Tampoco poseen barbijos y guantes de latex los policías de la comisaría Ramón Santos que manipulan constantemente documentación personal y vehicular de centenares de automovilistas, motociclistas, camioneros y colectiveros que pasan por el límite interprovincial y suelen tener contacto cercano con turistas extranjeros que pudieron haber estado recientemente en países donde se registraron miles de personas infectadas y alarmantes casos de mortandad.

Por si esto fuera poco, el personal de esa dependencia no tenía directivas compatibles con los estrictos controles que se estaban realizando en el acceso sur de Comodoro Rivadavia.

La confusión se incrementaba porque en el límite interprovincial se hizo presente personal de Protección Civil para comunicar a conductores de todo tipo de vehículos que en la ciudad chubutense no los iban a dejar pasar a menos que dieran sólidos argumentos por razones laborales, de salud o bien de viaje hacia otras localidades del norte de país, por lo cual muchos interpretaban que se estaban imponiendo medidas demasiado restrictivas y hasta de marginación.

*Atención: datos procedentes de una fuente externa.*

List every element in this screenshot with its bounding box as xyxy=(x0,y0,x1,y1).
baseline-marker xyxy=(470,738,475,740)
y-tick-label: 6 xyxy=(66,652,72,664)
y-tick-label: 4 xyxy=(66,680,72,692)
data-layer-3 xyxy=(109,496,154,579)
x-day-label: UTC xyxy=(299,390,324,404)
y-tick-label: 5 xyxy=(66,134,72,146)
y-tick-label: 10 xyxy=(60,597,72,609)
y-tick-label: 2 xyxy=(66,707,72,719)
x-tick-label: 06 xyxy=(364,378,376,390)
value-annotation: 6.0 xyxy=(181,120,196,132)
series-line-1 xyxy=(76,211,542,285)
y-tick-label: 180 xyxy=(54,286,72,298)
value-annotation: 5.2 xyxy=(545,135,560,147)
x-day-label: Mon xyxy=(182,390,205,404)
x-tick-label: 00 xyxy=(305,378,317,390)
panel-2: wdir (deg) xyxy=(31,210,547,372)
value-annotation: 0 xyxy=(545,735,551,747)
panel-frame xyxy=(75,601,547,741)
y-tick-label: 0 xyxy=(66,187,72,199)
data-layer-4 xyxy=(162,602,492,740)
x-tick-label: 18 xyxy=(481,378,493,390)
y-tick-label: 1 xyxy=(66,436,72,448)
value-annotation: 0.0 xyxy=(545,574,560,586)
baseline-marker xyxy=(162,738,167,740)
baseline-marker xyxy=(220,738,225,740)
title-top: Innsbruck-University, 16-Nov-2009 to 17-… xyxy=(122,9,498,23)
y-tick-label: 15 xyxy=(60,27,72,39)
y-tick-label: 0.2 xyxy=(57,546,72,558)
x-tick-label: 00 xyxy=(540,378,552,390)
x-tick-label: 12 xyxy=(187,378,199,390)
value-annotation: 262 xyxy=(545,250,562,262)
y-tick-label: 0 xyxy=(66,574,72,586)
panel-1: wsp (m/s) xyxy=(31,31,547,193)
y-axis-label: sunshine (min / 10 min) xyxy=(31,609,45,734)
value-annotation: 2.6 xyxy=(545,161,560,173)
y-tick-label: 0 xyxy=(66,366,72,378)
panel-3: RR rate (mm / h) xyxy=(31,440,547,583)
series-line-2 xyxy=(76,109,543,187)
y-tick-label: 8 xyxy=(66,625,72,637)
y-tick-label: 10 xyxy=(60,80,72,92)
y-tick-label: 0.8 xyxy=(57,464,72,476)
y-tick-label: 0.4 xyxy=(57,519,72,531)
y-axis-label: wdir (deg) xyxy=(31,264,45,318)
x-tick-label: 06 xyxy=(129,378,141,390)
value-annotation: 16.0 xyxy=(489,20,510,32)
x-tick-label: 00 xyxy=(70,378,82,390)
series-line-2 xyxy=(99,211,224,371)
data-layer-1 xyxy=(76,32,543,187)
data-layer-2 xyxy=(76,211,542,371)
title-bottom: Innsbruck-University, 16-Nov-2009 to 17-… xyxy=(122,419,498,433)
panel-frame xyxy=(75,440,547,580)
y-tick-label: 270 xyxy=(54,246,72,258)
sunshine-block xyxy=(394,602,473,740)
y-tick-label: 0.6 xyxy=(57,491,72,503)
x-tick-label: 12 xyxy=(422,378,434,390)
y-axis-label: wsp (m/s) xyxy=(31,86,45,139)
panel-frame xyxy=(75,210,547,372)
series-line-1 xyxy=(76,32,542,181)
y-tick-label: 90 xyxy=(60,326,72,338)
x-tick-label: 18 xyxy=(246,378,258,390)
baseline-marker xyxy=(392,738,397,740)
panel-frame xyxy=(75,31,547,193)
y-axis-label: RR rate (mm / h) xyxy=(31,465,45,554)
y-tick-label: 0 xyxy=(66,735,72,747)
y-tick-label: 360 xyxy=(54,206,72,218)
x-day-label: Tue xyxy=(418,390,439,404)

POR SI FALTABA ALGO, NO HAY AGUA

En medio del pico alto de la preocupación sanitaria, Caleta Olivia también afronta desde el fin de semana una nueva emergencia hídrica porque desde de viernes no recibe agua por el acueducto del Lago Musters.

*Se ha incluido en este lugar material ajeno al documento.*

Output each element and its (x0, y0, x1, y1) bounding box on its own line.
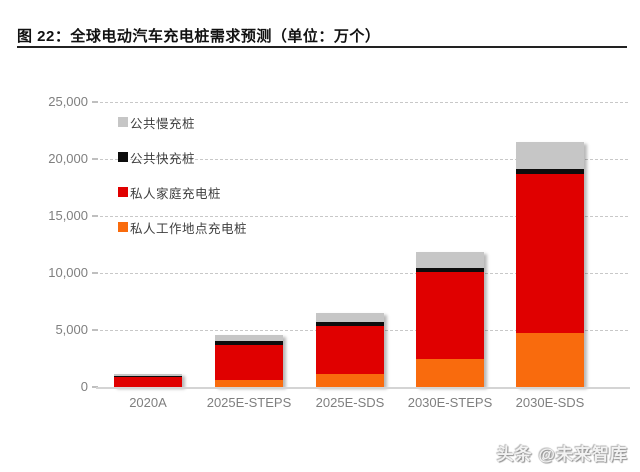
legend-label: 私人工作地点充电桩 (130, 221, 248, 236)
x-tick-label: 2030E-SDS (515, 395, 585, 410)
bar-segment (316, 312, 384, 323)
bar-2030E-STEPS (416, 251, 484, 387)
bar-segment (215, 340, 283, 345)
x-tick-label: 2025E-SDS (315, 395, 385, 410)
bar-segment (416, 272, 484, 360)
legend-item: 私人工作地点充电桩 (118, 216, 247, 238)
gridline (100, 273, 628, 274)
bar-segment (416, 359, 484, 387)
bar-segment (416, 267, 484, 273)
y-tick-label: 15,000 (48, 208, 88, 223)
bar-segment (416, 251, 484, 268)
y-tick-mark (92, 272, 98, 274)
title-underline (17, 46, 627, 48)
gridline (100, 216, 628, 217)
bar-2025E-STEPS (215, 334, 283, 387)
bar-segment (516, 173, 584, 334)
bar-segment (316, 322, 384, 327)
y-tick-label: 5,000 (55, 322, 88, 337)
bar-segment (114, 376, 182, 387)
plot-area: 25,000 20,000 15,000 10,000 5,000 0 2020A 2025E… (48, 94, 630, 410)
y-tick-label: 0 (80, 379, 88, 394)
bar-segment (316, 373, 384, 387)
legend-swatch-icon (118, 152, 128, 162)
bar-segment (215, 344, 283, 381)
x-axis-baseline (96, 387, 630, 389)
chart-legend: 公共慢充桩公共快充桩私人家庭充电桩私人工作地点充电桩 (118, 111, 247, 238)
gridline (100, 102, 628, 103)
legend-swatch-icon (118, 187, 128, 197)
bar-segment (516, 333, 584, 387)
y-tick-label: 10,000 (48, 265, 88, 280)
legend-swatch-icon (118, 222, 128, 232)
bar-segment (114, 376, 182, 377)
bar-2025E-SDS (316, 312, 384, 387)
figure-title: 图 22：全球电动汽车充电桩需求预测（单位：万个） (17, 28, 381, 45)
bar-segment (114, 374, 182, 377)
y-tick-mark (92, 158, 98, 160)
bar-segment (516, 142, 584, 169)
legend-label: 私人家庭充电桩 (130, 186, 222, 201)
legend-label: 公共快充桩 (130, 151, 196, 166)
bar-2030E-SDS (516, 142, 584, 387)
legend-swatch-icon (118, 117, 128, 127)
bar-2020A (114, 374, 182, 387)
y-tick-label: 25,000 (48, 94, 88, 109)
x-tick-label: 2020A (129, 395, 167, 410)
bar-segment (215, 380, 283, 387)
y-tick-mark (92, 386, 98, 388)
bar-segment (516, 168, 584, 174)
y-tick-mark (92, 329, 98, 331)
gridline (100, 159, 628, 160)
legend-label: 公共慢充桩 (130, 116, 196, 131)
x-tick-label: 2025E-STEPS (206, 395, 292, 410)
y-tick-mark (92, 101, 98, 103)
watermark: 头条 @未来智库 (496, 445, 628, 464)
bar-segment (316, 326, 384, 374)
legend-item: 私人家庭充电桩 (118, 181, 247, 203)
bar-segment (215, 334, 283, 341)
legend-item: 公共慢充桩 (118, 111, 247, 133)
x-tick-label: 2030E-STEPS (407, 395, 493, 410)
y-tick-mark (92, 215, 98, 217)
y-tick-label: 20,000 (48, 151, 88, 166)
legend-item: 公共快充桩 (118, 146, 247, 168)
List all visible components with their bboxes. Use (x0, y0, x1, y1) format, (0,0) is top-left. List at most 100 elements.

La ciudad apenas dispone del insuficiente volumen que proviene de los pozos acuíferos de zona de meseta, el que no puede cubrir por red todas las necesidades de una población que ya supera holgadamente los 70 mil habitantes.

De parte de ese volumen se abastecen los camiones cisterna particulares que venden el agua a los vecinos y también los contratados por la empresa provincial Servicios Públicos y el municipio.

Por ello ayer, en el cargadero habilitado en el barrio Bicentenario hubo una gran congestión y hasta las primeras horas de la tarde se habían abastecido cerca de 60 unidades.

Al respecto, una referente de la gerencia distrital de Servicios Públicos, Paula González, comentó a través de un programa informativo de la FM Frecuencia Patagonia que “hay una merma del ingreso de Comodoro Rivadavia que nos viene afectando todas las semanas y que se agravó el viernes con un corte total” por un problema que hubo con la línea eléctrica que permite la operación de bombeo del acueducto.

SIN CLASES, RESTRICCION EN BANCOS Y FALTA ALCOHOL

Otro efecto del impacto social causado por el alerta del Coronavirus se evidencia en la educación pública ya que el Consejo Provincial de Educación, en consonancia con lo dispuesto por Nación, suspendió las clases en todos los establecimientos públicos hasta fines de ese mes y solo acuden directivos, en tanto que con anterioridad ya había resuelto esa medida la Universidad Nacional de la Patagonia Austral.

Por otra parte, las entidades bancarias permanecieron abiertas pero en la mayoría de ellas se notó una reducción de la cantidad habitual de público, salvo en la sucursal del Banco Nación donde no se permitía el ingreso de más de 20 personas, por lo cual otras debían aguardar en el acceso.

En tanto, hasta ayer persistía la inexistencia de alcohol en gel en supermercados, farmacias y otros comercios, pero además comenzaba a agotarse el stock de alcohol etílico e incluso este se vendía a razón de no más de dos envases por clientes.

Finalmente, vale señalar que hasta avanzada la tarde no se tenía conocimiento de nuevas disposiciones municipales, por lo cual aún no había prohibiciones para el funcionamiento del cine, locales nocturnos e incluso la sala del Casino Club, mientras que en otras ciudades, como Río Gallegos, las medidas preventivas son más estrictas.